Similarly, during the Great Depression, people were able to pledge their shares as collateral for loans to buy more shares. This added a self-sustaining fuel to the boom, but also to the bust, as people had to cover the losses on their shares and their collateral and their loans all at once.
What you need to realise from today’s article is that concepts like money, debt, assets and interest are a lot more… flexible… than they might seem to you and me. They can be used and manipulated far more easily than we realise, because there is no base or rational limit to keep things anchored.
In the eyes of bankers and politicians, the financial world looks very different to what we would see.
For example, the idea that a government would pay off its debt is seen as a bad thing because government debt is a key investment asset for banks and pension funds. Politicians and bankers don’t want governments to repay debts. It would leave huge swathes of the financial system unstable, with a lack of low-risk assets to invest in.

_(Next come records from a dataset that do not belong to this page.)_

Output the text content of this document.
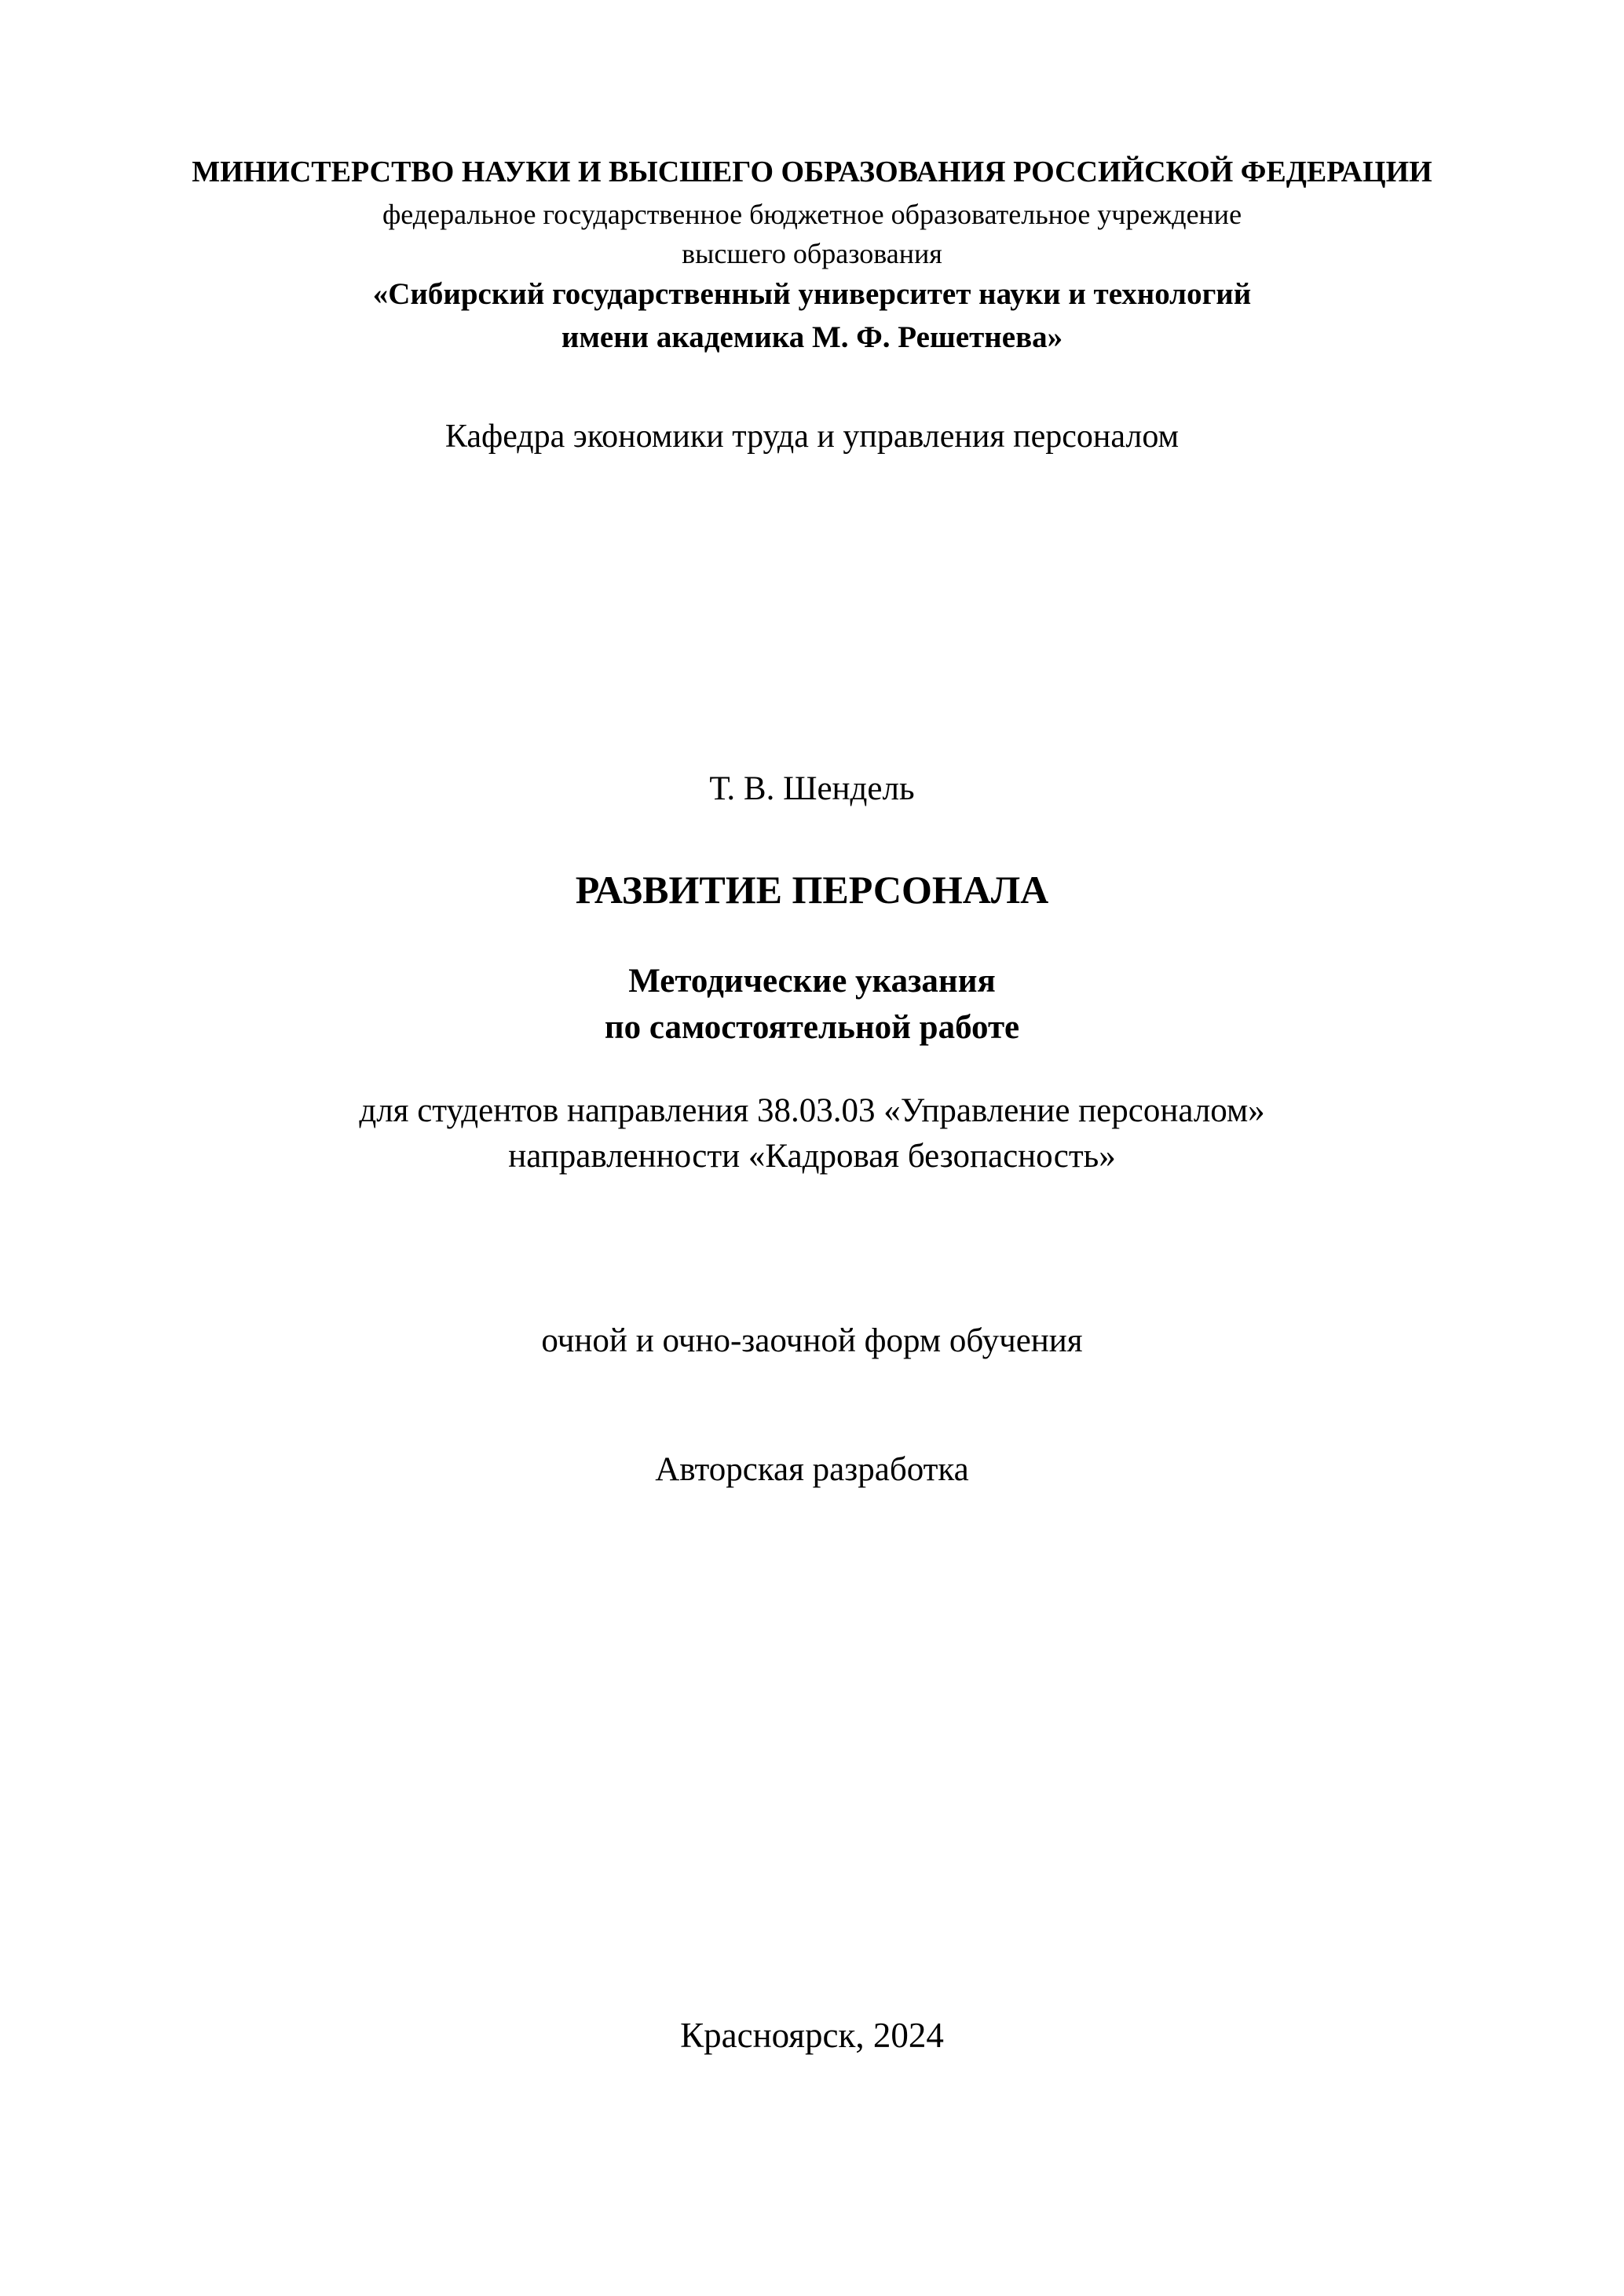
МИНИСТЕРСТВО НАУКИ И ВЫСШЕГО ОБРАЗОВАНИЯ РОССИЙСКОЙ ФЕДЕРАЦИИ
федеральное государственное бюджетное образовательное учреждение
высшего образования
«Сибирский государственный университет науки и технологий
имени академика М. Ф. Решетнева»
Кафедра экономики труда и управления персоналом
Т. В. Шендель
РАЗВИТИЕ ПЕРСОНАЛА
Методические указания
по самостоятельной работе
для студентов направления 38.03.03 «Управление персоналом»
направленности «Кадровая безопасность»
очной и очно-заочной форм обучения
Авторская разработка
Красноярск, 2024
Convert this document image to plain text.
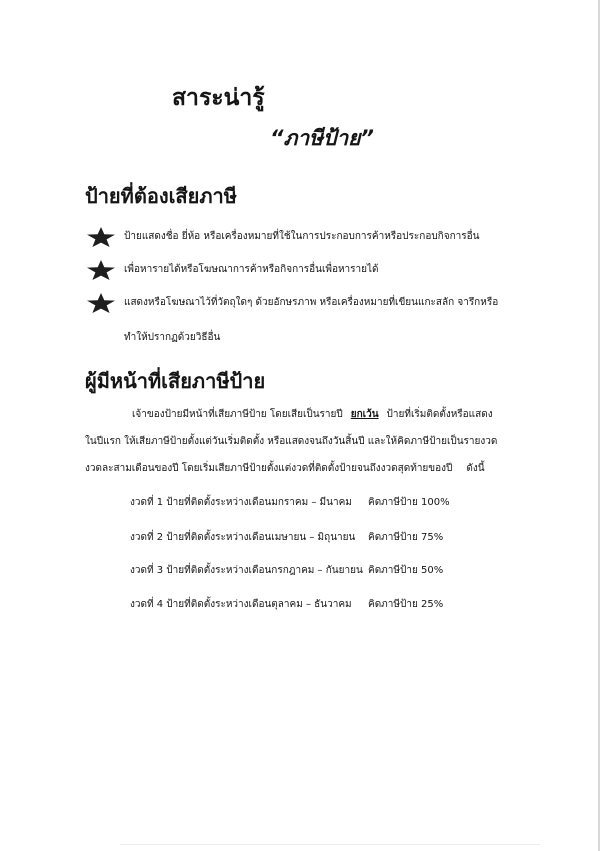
สาระน่ารู้
“ภาษีป้าย”
ป้ายที่ต้องเสียภาษี
ป้ายแสดงชื่อ ยี่ห้อ หรือเครื่องหมายที่ใช้ในการประกอบการค้าหรือประกอบกิจการอื่น
เพื่อหารายได้หรือโฆษณาการค้าหรือกิจการอื่นเพื่อหารายได้
แสดงหรือโฆษณาไว้ที่วัตถุใดๆ ด้วยอักษรภาพ หรือเครื่องหมายที่เขียนแกะสลัก จารึกหรือ
ทำให้ปรากฏด้วยวิธีอื่น
ผู้มีหน้าที่เสียภาษีป้าย
เจ้าของป้ายมีหน้าที่เสียภาษีป้าย โดยเสียเป็นรายปี ยกเว้น ป้ายที่เริ่มติดตั้งหรือแสดง
ในปีแรก ให้เสียภาษีป้ายตั้งแต่วันเริ่มติดตั้ง หรือแสดงจนถึงวันสิ้นปี และให้คิดภาษีป้ายเป็นรายงวด
งวดละสามเดือนของปี โดยเริ่มเสียภาษีป้ายตั้งแต่งวดที่ติดตั้งป้ายจนถึงงวดสุดท้ายของปี ดังนี้
งวดที่ 1 ป้ายที่ติดตั้งระหว่างเดือนมกราคม – มีนาคม คิดภาษีป้าย 100%
งวดที่ 2 ป้ายที่ติดตั้งระหว่างเดือนเมษายน – มิถุนายน คิดภาษีป้าย 75%
งวดที่ 3 ป้ายที่ติดตั้งระหว่างเดือนกรกฎาคม – กันยายน คิดภาษีป้าย 50%
งวดที่ 4 ป้ายที่ติดตั้งระหว่างเดือนตุลาคม – ธันวาคม คิดภาษีป้าย 25%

Similarly, when central banks buy government bonds with their freshly created money under quantitative easing (QE), what they are doing is replacing an asset (a government bond) with money. But the difference between the two isn’t very big. So the effect isn’t either.
Money and a promise to pay money (a bond) are now almost indistinguishable. This is especially so, given that you can pledge the government bond as collateral to get money incredibly easily.
Thus, all that controversial QE is really just replacing de-facto money with money – a small difference.
The point of this odd discussion is that the money supply, in the meaningful sense that actually impacts the economy, is very unstable and volatile. The definition of money isn’t clear cut. Huge amounts of money can, in effect, spring out of nothing but promises.
That is the point: money is nothing but promises.
And when people stop trusting promises, that flood of money can evaporate incredibly quickly too.
The financial world is a lot stranger than anyone really has a grasp of. And that’s why we think you need to go on a personal gold standard by keeping some of your wealth in gold – the potential antidote to the funny money of the financial system.